News

Title
Statement
INTRABIO RECEIVES FDA & EMA ORPHAN DRUG DESIGNATIONS FOR IB1000S FOR SPINOCEREBELLAR ATAXIAS
August 1, 2018

IntraBio Inc is pleased to announce that it has been granted orphan designation by the US Food and Drug Administration, and orphan medicinal drug designation by the European Commission, for its lead drug series, IB1000s, for the treatment of Spinocerebellar Ataxias, of which there are currently over 40 known subtypes.

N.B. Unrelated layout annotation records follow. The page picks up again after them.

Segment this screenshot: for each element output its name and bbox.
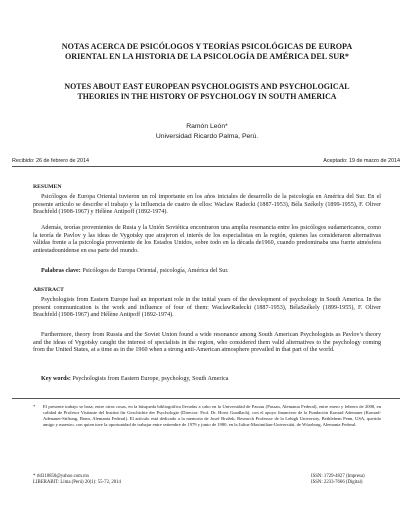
resumen-keywords — [41, 268, 381, 276]
journal-citation: LIBERABIT: Lima (Perú) 20(1): 55-72, 2014 — [33, 480, 121, 485]
header-divider — [12, 166, 400, 167]
resumen-paragraph-1: Psicólogos de Europa Oriental tuvieron un rol importante en los años iniciales de desarrollo de la psicología en América del Sur. En el presente artículo se describe el trabajo y la influencia de cuatro de ellos: Waclaw Radecki (1887-1953), Béla Székely (1899-1955), F. Oliver Brachfeld (1908-1967) y Hélène Antipoff (1892-1974). — [33, 194, 381, 215]
title-english: NOTES ABOUT EAST EUROPEAN PSYCHOLOGISTS AND PSYCHOLOGICAL THEORIES IN THE HISTORY OF PSYCHOLOGY IN SOUTH AMERICA — [64, 82, 350, 101]
abstract-paragraph-1: Psychologists from Eastern Europe had an important role in the initial years of the development of psychology in South America. In the present communication is the work and influence of four of them: WaclawRadecki (1887-1953), BélaSzékely (1899-1955), F. Oliver Brachfeld (1908-1967) and Hélène Antipoff (1892-1974). — [33, 297, 381, 318]
received-date: Recibido: 26 de febrero de 2014 — [12, 158, 90, 164]
footnote-text: El presente trabajo se basa, entre otras cosas, en la búsqueda bibliográfica llevadas a cabo en la Universidad de Passau (Passau, Alemania Federal), entre enero y febrero de 2008, en calidad de Profesor Visitante del Institut für Geschichte der Psychologie (Director: Prof. Dr. Horst Gundlach), con el apoyo financiero de la Fundación Konrad Adenauer (Konrad-Adenauer-Stiftung, Bonn, Alemania Federal). El artículo está dedicado a la memoria de Josef Brožek, Research Professor de la Lehigh University, Bethlehem Penn, USA, querido amigo y maestro, con quien tuve la oportunidad de trabajar entre setiembre de 1979 y junio de 1980, en la Julius-Maximilian-Universität, de Würzburg, Alemania Federal. — [43, 404, 381, 427]
accepted-date: Aceptado: 19 de marzo de 2014 — [323, 158, 400, 164]
abstract-paragraph-2: Furthermore, theory from Russia and the Soviet Union found a wide resonance among South American Psychologists as Pavlov’s theory and the ideas of Vygotsky caught the interest of specialists in the region, who considered them valid alternatives to the psychology coming from the United States, at a time as in the 1960 when a strong anti-American atmosphere prevailed in that part of the world. — [33, 332, 381, 353]
issn-digital: ISSN: 2233-7666 (Digital) — [311, 480, 363, 485]
abstract-keywords — [41, 376, 381, 384]
abstract-keywords-text: Psychologists from Eastern Europe, psychology, South America — [72, 376, 229, 382]
resumen-heading: RESUMEN — [33, 184, 62, 190]
footnote-divider — [12, 398, 400, 399]
footnote — [33, 404, 381, 428]
author-name: Ramón León* — [186, 123, 228, 130]
issn-print: ISSN: 1729-4827 (Impresa) — [311, 474, 365, 479]
author-affiliation: Universidad Ricardo Palma, Perú. — [155, 133, 259, 140]
resumen-keywords-label: Palabras clave: — [41, 268, 81, 274]
author-email: * rld310850@yahoo.com.mx — [33, 474, 90, 479]
resumen-paragraph-2: Además, teorías provenientes de Rusia y la Unión Soviética encontraron una amplia resonancia entre los psicólogos sudamericanos, como la teoría de Pavlov y las ideas de Vygotsky que atrajeron el interés de los especialistas en la región, quienes las consideraron alternativas válidas frente a la psicología proveniente de los Estados Unidos, sobre todo en la década de1960, cuando predominaba una fuerte atmósfera antiestadounidense en esa parte del mundo. — [33, 225, 381, 254]
abstract-keywords-label: Key words: — [41, 376, 71, 382]
abstract-heading: ABSTRACT — [33, 287, 64, 293]
footnote-mark: * — [33, 404, 36, 409]
resumen-keywords-text: Psicólogos de Europa Oriental, psicología, América del Sur. — [82, 268, 229, 274]
title-spanish: NOTAS ACERCA DE PSICÓLOGOS Y TEORÍAS PSICOLÓGICAS DE EUROPA ORIENTAL EN LA HISTORIA DE LA PSICOLOGÍA DE AMÉRICA DEL SUR* — [61, 42, 353, 61]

Spinocerebellar Ataxias (SCAs) refers to a genetically heterozygous group of inherited, progressive, autosomal-dominant cerebellar ataxias (ADCA) SCAs exhibit a unified pattern of neurodegeneration, accompanied by progressive ataxia, and affect between 1-9:100,000 live births. SCAs have been grouped together because of their autosomal dominant inheritance pattern and because they share a unified pattern of neurodegeneration. A majority of SCAs manifest significant central nervous system degeneration beyond the cerebellum to the brainstem and spinal cord, hence the designation “spinocerebellar” ataxia.

In compassionate-use clinical studies, IB1000s have been demonstrated to be a potential treatment for inherited cerebellar ataxias, including Spinocerebellar Ataxias. Based on these findings, IntraBio is currently in the process of applying for multinational clinical studies with IB1001 for the treatment of inherited cerebellar ataxias, as well as Tay-Sachs disease Niemann-Pick disease type C.